What do I mean when I keep saying spending from my future self? Quite simple in fact. By spending the tax refund, it’s taking away from the money you will need when you withdraw money from your RRSP. That’s when the taxes, or the refund you received, will be taken back away from the government. Just keep drilling in your head that the RRSP is a tax deferral account and you’ll finally get it.
Save And Invest It
The proper way to use your tax refund is to save and invest it. If you are investing your RRSP contributions for retirement, then you will need the refund that the government pays you back to pay for the taxes when you withdraw the money in the future.
For instance, say you contribute $5,000 into your RRSP while paying in the 20% marginal tax bracket. This will mean that the government will return $1000 back to you as a tax refund. That’s great! You’ve just saved $1000 in taxes.

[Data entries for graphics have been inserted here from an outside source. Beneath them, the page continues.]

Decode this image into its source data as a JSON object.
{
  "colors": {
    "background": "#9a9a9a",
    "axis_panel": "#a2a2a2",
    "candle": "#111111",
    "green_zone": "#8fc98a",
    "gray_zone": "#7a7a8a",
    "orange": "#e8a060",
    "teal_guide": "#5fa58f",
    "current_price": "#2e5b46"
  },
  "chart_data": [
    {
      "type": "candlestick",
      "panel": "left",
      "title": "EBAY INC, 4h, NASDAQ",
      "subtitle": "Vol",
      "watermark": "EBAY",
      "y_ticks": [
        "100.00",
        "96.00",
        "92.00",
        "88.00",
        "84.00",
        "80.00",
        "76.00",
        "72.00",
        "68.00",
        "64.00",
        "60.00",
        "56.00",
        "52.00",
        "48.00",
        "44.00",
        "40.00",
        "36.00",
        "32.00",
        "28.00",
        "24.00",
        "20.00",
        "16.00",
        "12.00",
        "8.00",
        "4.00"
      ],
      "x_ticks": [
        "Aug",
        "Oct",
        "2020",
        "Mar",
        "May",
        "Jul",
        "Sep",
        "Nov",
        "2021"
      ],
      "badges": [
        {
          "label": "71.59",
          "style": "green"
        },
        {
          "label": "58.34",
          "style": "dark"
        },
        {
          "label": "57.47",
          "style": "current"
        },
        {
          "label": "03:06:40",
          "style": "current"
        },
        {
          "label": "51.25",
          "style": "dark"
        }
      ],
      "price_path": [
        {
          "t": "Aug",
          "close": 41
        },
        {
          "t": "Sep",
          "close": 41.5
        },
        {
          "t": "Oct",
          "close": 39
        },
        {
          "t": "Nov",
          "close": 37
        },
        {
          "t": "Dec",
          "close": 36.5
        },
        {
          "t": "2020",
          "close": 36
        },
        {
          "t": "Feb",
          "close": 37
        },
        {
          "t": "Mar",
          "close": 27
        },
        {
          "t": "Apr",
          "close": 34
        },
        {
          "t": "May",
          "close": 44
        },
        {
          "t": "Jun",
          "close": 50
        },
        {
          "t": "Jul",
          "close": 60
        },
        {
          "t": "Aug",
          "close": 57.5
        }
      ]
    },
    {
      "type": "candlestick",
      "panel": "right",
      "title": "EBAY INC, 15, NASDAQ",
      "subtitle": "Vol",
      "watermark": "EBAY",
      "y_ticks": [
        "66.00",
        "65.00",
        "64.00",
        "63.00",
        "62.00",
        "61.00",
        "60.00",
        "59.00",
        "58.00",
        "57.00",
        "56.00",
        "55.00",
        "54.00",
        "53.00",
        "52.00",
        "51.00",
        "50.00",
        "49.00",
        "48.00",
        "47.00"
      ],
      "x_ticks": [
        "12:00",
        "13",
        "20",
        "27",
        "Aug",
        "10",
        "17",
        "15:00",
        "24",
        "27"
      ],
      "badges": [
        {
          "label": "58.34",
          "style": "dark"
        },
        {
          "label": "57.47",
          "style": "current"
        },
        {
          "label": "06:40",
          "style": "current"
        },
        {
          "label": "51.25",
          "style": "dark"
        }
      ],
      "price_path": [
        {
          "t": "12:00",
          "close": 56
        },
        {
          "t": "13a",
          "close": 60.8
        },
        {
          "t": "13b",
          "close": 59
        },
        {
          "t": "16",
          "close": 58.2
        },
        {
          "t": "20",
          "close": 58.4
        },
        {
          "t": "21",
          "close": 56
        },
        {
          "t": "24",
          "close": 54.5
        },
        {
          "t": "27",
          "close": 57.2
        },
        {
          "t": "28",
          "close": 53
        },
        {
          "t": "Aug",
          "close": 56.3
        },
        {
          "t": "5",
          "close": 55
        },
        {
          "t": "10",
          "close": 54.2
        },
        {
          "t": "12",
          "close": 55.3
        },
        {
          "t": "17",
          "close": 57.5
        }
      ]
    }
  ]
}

Now say over the next decade the money in the RRSP grows and it doubles. There’s $10,000 sitting in your RRSP now, but you want to withdraw all of it out for whatever reason. If you are still in the 20% marginal tax bracket, then withdrawing the $10,000 will result in tax bill of $2,000. That’s right the government is going to tax you on your withdrawals!
Now where is the $2,000 coming from? Well, in this case if you had spent the original tax refund, then the money will be coming out of the gains that you have gotten from investing in your RRSP. However, had the original $1,000 tax refund been saved and invested instead, then that $1,000 would also double along with the original RRSP investment. Magically that $1000 is now sitting at $2,000. Tada! That’s exactly the same amount that you need to pay for taxes.
That’s why you should be investing the refund. It allows you to use the gains from the refund to pay for the taxes when withdrawing from the RRSP account.
Understand the RRSP Account
One the biggest misconceptions that Canadians have about the RRSP account is that it was created for the purpose of retirement. That’s a big lie. The sole purpose is to defer taxes to a later date in hopes that you will be paying taxes in a lower tax bracket.
What many people fail to realize when they finally retire is that the money in the RRSP is not really all their money. The government actually has a claim to it in the form of taxes. This is where individuals get caught off guard when they think they have saved up more money than they really have. They may think they have saved up over a quarter million, but in fact, 20% of that money is going to be taxed and taken away by the government (if you’re still in the lowest tax brackets).
That’s why it’s important to understand what the tax refund is all about. The government is very happy when you spend the money now because it helps the economy, but what it ends up doing is taking away from your future wealth.
Now that you know the truth about your tax refund, what are you going to do with your tax refund?